Tonight, though, what separated them was surprisingly strong bench play, namely from Dion Waiters. After getting through a difficult few days, which showed to mentally weigh on him on the floor, Waiters played well, scoring 17 points and making the game’s biggest defensive play, jumping the lob attempt for Dwight Howard on Houston’s last possession. It was of course Westbrook and Durant who carried the load, but with Waiters, Serge Ibaka, Enes Kanter and a little Anthony Morrow, there was just enough elsewhere.

So, five in a row, with some impressive basketball within that.
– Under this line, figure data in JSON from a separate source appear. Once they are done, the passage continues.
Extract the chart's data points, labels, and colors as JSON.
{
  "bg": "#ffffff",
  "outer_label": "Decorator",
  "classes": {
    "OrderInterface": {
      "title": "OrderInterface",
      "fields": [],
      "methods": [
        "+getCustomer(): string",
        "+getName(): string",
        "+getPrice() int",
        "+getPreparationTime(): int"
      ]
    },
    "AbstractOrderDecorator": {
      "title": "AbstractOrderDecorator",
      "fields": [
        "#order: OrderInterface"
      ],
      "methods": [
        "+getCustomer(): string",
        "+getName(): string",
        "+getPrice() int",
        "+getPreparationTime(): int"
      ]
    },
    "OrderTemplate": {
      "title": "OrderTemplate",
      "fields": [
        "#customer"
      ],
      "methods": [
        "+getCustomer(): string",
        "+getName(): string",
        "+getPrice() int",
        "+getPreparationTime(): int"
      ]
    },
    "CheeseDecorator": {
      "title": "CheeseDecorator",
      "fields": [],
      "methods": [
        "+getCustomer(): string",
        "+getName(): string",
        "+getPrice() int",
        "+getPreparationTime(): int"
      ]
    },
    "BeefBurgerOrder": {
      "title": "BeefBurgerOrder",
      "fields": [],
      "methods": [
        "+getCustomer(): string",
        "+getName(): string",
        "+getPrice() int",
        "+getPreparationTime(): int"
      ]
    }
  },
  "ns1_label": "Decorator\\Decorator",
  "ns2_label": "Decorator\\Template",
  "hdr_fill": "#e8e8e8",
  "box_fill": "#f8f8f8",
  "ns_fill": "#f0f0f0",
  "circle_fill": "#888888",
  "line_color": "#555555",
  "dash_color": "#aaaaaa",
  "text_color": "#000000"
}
This wasn’t the most dominant, overwhelming game. There was certainly some meat left on the bone. But the Thunder are back to making the winning plays they had been missing early in the month.


  • So. Many. 3s. The Thunder took 24 — 24! — in the first half. 35 total for the game. And they only made eight.
  • Now, that said, the idea of, “You’ve shot and missed lots of 3s, so therefore stop shooting them,” doesn’t really hold weight for me. An early clock forced one? Sure, no doubt, don’t take that one. But what do you want, Randy Foye turning down a wide open corner 3 because he’s thinking, “Oh, well, we’ve already taken 34 and haven’t made a lot, so I should probably drive this.” That’s not the way it works.
  • One thing on Waiters: With Serge Ibaka singing super loud in the showers and yelling all sorts of stuff, Waiters had a little laugh to himself at his locker. Made me happy.
  • Random: Four of the five starters were minuses tonight. All bench players were at least a +9. I think that’s called the Beasley Effect.
  • Andre Roberson did a spectacular job on Harden, especially in the second half. And got robbed on some rough calls as well.
  • Kudos to Waiters for it as well. He seems to have a great feel for defending Harden’s iso style.
  • The play out of the timeout that set Adams up for a dunk to tie the game late in the fourth was a fantastic set, and well executed. Durant talked postgame about his “presence” and that’s exactly what that was. The Rockets were terrified of him, and he used that to free Adams.
  • Donovan talked about Westbrook’s 3-point attempts, and noted a lot of them are late clock heaves where he’s handed a ticking time bomb. But Donovan did note that a lot of them are Westbrook firing away with four or five seconds on the clock. Donovan phrased it as “maybe I need to help him,” which is his way to say, “he needs to stop doing that.”
  • Durant threw his touchdown pass again late in the game. This time though, it barely got over the hands of Dwight Howard to end in an Andre Roberson dunk. I mean, barely.
  • Michael Beasley gets those shots up.
  • I think Durant is over-passing just a wee bit. Not that it’s a bad thing, but one play stuck out to me: Fourth quarter, with the clock under 10, he skipped it to the weakside corner to a semi-open Roberson. Roberson swung to Foye who had to take a jumper off the dribble as the clock expired. Sure, good to move the ball and not just isolate late clock. But also not good to throw it to Roberson who can do little to nothing in that situation other than shoot or immediately pass to someone else.
  • Westbrook’s offensive tell: When he leaves his mouth open, he’s about to try and throw a no-look bullet pass to someone.
  • That sequence in the third where Westbrook took a horrible 1-on-4 transition jumper, and somehow the Thunder got mismatched in transition and left Montiejunas wide open for 3. I don’t know how it happened. Like, it was mystifying.
  • Apparently ref Mark Ayotte forgot J.B. Bickerstaff’s name because was yelling, “My name is J.B.!” at him in the first quarter. Ayotte said my bad.
  • I hear from a lot of opposing fanbases throughout games. I’m not sure there’s any more sensitive than Rockets’ fans.
  • I actually had someone complain to me that Westbrook passing too much. Oh man. It’s come full circle. Next thing you know, someone is going to say he’s playing too much defense.
  • By the way: If you think Westbrook is stealing rebounds from his bigs for stats, it’s actually by design to try and kickstart transition. Honestly, I’d love to see OKC’s offensive rating in possessions after Westbrook grabs a board. My guess is it’s pretty good.
  • The Rockets are that rare visitor that get three players boo’d during intros. You can probably figure out who they are.